Rin laissa échapper un cri assez peu digne qui fut coupé par sa tête plongeant dans l'eau. Il émergea en crachant, furieux, et se jeta sur Haru pour tenter de lui mettre la tête sous l'eau. S'en suivit un combat particulièrement ridicule pour deux adultes professionnels et matures, et même pour deux enfants, en fait. Après quelques minutes ils appelèrent une trêve et se contentèrent de se remettre à dériver, reprenant lentement leur souffle.
« Ce n'était pas si terrible » dit Haru quand ils sortirent de l'eau. Un petit sourire étirait ses lèvres, un fait qui était encore rare, même s'il était devenu un peu plus expressif au fil du temps.

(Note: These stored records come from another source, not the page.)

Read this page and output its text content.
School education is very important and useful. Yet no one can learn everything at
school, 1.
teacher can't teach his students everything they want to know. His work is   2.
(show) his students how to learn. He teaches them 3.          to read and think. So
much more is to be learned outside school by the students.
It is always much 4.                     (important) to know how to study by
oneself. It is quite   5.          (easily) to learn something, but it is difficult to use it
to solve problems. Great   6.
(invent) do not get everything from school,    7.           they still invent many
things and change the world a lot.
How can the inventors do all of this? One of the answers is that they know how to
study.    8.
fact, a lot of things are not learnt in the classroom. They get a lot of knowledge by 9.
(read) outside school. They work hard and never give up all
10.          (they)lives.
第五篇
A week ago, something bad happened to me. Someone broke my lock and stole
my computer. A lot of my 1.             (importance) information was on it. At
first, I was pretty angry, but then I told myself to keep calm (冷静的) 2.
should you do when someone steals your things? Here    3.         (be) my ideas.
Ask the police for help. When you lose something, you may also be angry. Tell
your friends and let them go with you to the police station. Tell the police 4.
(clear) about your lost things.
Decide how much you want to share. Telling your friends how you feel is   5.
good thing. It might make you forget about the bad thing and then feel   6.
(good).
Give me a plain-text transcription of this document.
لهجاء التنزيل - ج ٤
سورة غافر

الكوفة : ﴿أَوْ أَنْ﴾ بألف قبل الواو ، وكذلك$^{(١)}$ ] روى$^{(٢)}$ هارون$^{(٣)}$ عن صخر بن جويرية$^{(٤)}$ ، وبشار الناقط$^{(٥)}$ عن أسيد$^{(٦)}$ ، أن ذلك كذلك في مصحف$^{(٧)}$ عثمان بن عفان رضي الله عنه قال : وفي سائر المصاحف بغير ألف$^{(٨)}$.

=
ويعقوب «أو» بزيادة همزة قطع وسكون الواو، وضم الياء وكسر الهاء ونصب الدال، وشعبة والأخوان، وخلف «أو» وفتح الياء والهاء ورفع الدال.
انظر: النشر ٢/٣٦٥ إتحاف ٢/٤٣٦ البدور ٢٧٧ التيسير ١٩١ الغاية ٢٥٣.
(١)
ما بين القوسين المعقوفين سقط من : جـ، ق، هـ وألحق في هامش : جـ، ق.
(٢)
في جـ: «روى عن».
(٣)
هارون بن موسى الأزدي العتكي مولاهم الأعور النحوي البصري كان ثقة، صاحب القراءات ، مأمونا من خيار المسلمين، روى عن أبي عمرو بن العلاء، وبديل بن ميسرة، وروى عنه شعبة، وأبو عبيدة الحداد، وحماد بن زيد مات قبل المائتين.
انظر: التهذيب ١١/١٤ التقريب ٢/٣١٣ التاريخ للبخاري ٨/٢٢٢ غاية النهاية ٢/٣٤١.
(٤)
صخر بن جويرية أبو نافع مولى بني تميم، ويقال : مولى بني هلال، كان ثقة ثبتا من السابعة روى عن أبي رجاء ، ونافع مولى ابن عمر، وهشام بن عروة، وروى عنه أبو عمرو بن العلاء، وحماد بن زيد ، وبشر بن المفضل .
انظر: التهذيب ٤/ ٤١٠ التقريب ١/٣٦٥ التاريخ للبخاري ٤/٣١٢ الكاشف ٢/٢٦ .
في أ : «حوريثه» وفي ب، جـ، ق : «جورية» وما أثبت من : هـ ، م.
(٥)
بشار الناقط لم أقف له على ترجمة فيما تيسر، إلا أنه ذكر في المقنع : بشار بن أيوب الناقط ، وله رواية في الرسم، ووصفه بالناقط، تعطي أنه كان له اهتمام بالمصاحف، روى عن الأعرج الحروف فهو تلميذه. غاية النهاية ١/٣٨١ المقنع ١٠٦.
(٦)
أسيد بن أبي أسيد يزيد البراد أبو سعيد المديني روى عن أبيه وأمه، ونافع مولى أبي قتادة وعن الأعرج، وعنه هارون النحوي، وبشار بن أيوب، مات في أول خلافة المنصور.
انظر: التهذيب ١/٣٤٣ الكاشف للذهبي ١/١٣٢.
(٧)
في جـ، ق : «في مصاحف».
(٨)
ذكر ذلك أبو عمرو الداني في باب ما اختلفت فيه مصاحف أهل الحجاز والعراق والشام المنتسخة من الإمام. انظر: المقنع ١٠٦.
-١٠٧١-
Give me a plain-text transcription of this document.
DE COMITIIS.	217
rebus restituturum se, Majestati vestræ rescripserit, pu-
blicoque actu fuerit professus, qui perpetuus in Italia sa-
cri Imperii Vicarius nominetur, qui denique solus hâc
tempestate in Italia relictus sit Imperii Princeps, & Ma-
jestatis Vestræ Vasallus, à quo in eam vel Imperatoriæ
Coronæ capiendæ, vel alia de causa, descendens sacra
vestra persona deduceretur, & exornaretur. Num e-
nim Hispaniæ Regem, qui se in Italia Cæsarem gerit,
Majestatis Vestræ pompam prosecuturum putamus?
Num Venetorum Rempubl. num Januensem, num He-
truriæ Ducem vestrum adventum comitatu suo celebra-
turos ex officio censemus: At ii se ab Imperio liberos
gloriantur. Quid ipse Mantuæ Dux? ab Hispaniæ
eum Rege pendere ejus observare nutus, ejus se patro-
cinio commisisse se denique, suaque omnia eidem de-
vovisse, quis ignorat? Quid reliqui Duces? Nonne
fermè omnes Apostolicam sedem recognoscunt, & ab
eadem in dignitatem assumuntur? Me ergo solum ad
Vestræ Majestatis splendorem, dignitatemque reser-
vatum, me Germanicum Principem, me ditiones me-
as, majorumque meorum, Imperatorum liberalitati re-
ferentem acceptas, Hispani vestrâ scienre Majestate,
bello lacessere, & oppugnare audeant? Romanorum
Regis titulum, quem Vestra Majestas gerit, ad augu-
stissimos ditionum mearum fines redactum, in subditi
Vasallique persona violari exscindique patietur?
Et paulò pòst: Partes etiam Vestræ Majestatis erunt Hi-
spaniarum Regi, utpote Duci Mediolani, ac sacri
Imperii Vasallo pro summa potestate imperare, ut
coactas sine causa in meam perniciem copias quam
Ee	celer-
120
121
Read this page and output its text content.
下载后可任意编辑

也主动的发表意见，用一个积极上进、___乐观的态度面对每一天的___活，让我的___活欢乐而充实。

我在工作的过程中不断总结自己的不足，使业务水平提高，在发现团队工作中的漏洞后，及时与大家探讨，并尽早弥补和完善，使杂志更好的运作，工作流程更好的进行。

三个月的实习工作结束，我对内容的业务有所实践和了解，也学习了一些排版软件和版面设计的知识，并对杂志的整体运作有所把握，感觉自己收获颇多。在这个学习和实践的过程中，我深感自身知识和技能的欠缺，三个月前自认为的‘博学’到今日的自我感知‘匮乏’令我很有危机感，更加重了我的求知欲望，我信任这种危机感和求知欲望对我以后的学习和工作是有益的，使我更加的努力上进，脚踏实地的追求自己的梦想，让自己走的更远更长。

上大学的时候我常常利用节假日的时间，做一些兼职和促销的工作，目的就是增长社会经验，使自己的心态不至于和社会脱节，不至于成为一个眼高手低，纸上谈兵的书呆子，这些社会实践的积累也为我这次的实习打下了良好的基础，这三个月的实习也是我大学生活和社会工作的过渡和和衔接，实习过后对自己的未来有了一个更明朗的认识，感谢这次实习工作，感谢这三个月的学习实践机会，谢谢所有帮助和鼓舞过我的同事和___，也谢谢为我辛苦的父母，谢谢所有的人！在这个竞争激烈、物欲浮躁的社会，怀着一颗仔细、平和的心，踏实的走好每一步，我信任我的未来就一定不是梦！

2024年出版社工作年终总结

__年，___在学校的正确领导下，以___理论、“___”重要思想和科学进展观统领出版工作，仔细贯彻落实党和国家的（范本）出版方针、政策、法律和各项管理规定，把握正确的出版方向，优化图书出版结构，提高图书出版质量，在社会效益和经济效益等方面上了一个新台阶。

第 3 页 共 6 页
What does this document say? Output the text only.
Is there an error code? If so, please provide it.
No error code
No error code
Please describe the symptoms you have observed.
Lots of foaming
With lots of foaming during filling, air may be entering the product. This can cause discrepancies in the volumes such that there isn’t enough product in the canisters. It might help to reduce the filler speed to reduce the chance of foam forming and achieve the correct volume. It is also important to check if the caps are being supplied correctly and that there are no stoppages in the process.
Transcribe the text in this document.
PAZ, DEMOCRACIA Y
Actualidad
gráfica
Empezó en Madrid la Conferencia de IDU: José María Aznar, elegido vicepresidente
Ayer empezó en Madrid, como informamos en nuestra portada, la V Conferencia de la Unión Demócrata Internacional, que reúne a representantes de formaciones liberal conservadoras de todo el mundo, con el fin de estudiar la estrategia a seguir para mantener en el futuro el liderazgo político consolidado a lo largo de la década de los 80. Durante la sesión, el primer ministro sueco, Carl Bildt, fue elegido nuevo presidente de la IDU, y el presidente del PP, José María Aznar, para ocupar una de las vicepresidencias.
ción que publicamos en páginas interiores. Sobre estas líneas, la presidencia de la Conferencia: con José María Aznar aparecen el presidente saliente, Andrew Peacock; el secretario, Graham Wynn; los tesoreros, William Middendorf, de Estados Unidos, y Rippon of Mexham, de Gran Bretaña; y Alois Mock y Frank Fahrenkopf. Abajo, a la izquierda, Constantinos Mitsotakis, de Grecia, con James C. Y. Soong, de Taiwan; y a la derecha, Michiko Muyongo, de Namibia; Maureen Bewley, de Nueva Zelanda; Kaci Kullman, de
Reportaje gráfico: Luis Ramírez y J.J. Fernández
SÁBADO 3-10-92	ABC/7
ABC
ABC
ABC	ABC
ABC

Rin en fut tout de même un peu émerveillé. Il ne s'en lasserait sans doute jamais.
« Ouais, merci » répondit-il, gêné. Ils marchaient côte à côte le long du bassin, leurs mains se frôlant, comme cela arrivait tout le temps ces derniers temps, ce qui eut pour effet de faire rougir davantage Rin, ce qui arrivait tout le temps aussi, ces derniers temps.
« La prochaine fois tu pourras nager sans brassard » conclut Haru.
Rin le poussa dans la piscine.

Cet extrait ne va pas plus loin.